Last night I stayed away from the apartment because I was intimidated and did not want any interaction with management. I know I have rights according to the laws of the land so I went back around 9:30 PM and my electricity was turned off. I was so tired. I just went to bed.
It is 8:40 PM right now and in less than an hour I need to contact the car rental place to add another week. It will cost me about $415. That’s a lot of money, but I have to overcome each week to make a profit.
I’m tired right now. I’m scared to go back to the apartment. I will not be able to see. I will not be able to clean anything or prepare my belongings because of the situation.
Today, I went and talked to legal aid about the situation. They will evaluate my case to see if I qualify for free legal help. If so, I will file a case.

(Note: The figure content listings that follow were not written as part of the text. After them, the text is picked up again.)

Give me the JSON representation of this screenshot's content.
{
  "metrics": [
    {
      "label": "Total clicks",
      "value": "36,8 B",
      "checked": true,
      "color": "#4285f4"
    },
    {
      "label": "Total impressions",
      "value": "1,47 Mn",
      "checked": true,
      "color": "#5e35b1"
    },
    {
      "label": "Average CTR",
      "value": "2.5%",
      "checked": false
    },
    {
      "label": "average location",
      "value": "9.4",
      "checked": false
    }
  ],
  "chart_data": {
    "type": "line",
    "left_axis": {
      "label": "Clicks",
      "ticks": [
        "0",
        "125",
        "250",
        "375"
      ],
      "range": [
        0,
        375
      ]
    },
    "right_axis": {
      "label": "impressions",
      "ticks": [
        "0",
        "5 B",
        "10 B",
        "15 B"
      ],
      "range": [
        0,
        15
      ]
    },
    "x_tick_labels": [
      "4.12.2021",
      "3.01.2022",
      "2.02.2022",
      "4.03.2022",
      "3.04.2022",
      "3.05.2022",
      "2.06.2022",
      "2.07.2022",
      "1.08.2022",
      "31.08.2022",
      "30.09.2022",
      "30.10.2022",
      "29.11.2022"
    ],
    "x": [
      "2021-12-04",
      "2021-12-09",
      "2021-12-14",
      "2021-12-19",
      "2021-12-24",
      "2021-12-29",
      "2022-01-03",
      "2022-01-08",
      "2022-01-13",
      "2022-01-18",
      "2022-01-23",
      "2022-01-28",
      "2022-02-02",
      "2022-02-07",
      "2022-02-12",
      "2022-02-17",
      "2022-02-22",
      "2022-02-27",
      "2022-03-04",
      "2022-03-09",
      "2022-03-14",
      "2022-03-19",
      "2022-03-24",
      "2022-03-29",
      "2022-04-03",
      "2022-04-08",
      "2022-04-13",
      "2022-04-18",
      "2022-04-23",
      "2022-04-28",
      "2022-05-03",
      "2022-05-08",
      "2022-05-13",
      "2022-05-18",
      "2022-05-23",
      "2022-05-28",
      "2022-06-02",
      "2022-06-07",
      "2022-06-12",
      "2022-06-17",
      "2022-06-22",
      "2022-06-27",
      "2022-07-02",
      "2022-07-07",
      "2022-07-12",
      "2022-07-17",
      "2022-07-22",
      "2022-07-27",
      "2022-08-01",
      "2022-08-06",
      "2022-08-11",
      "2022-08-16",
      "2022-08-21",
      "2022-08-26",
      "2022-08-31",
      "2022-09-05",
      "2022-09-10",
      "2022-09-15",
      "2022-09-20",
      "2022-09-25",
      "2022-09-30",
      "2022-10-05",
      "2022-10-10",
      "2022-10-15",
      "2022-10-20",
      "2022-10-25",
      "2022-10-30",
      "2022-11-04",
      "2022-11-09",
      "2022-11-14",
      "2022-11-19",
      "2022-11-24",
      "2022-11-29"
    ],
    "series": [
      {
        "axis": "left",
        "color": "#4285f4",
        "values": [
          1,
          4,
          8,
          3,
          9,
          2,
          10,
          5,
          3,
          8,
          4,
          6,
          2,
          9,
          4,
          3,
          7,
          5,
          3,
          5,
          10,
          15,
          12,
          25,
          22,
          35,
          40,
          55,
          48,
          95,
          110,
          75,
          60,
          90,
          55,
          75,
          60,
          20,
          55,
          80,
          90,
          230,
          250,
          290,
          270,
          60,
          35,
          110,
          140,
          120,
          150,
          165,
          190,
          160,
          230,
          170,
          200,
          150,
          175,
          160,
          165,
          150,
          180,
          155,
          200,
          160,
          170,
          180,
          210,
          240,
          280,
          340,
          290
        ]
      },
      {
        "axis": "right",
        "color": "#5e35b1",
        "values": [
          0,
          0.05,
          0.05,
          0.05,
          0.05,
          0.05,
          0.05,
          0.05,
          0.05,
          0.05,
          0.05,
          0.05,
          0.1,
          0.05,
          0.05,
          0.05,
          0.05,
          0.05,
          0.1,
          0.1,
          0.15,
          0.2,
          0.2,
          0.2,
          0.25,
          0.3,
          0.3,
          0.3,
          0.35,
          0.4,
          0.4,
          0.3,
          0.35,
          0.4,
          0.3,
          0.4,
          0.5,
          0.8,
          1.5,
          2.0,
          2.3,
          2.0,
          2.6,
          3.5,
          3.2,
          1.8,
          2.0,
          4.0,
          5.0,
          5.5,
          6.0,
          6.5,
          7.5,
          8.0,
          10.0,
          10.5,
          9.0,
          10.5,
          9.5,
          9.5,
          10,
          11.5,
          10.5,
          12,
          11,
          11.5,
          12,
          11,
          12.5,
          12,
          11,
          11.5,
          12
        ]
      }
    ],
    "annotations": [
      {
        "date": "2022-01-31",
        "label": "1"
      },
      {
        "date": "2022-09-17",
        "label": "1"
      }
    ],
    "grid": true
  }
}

I have a feeling that he’s going to get away with what he’s done of course, we all know that vengeance belongs to God and he will repay.

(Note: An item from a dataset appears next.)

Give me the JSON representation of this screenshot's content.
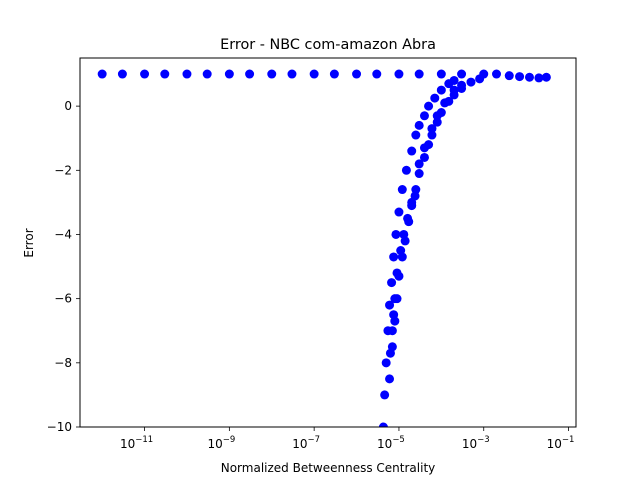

What’s weird about the landlord is he just went through a pretty serious health issue which involves surgery. When I learned about it, I told his wife that I’d be praying for him. I have told him personally that I prayed for him that he would get better. It’s just weird to me that people that go through a life-altering surgery, which could’ve easily resulted in death then turns around and ridicules and persecutes a child of God.
Right now, I hate my life. I am not suicidal, but I am willing to exchange my life for another. I wish the chariot of Elijah would come and get me. I do not say that for sympathy rather I say that because I’m in deep deep sadness.
I like the idea of going to Hawaii and working there… But I’m also afraid. If I go there, I will not know anybody and just hope that nothing goes wrong. Obviously, I need to make money to survive.
I sit here in this park. I’ve been I’ve prayed over 1 million times for my wife and family.
I have prayed that God would move mountains many many times by 1000 times I know God has the power, but will he do it for me?
I am so exhausted. I could easily close my eyes as I look up on the river here and pass out and probably not wake up for a few hours.
I love my wife. She has done horrible things to me. It’s mind-boggling to contemplate what she has done to me. Years ago, I brought her from overseas to this country. I gave her so many opportunities based upon the blessings that I had as an American citizen. So sad for her to stab me in the back after everything I’ve done for her.
I do love her and I stay prepared to forgive her. I love her and I stand prepared to love her like Jesus loves the church.
I miss my children. I can only imagine what it would be like to see them and to hug them.
God, please intercede. I played with you to intercede.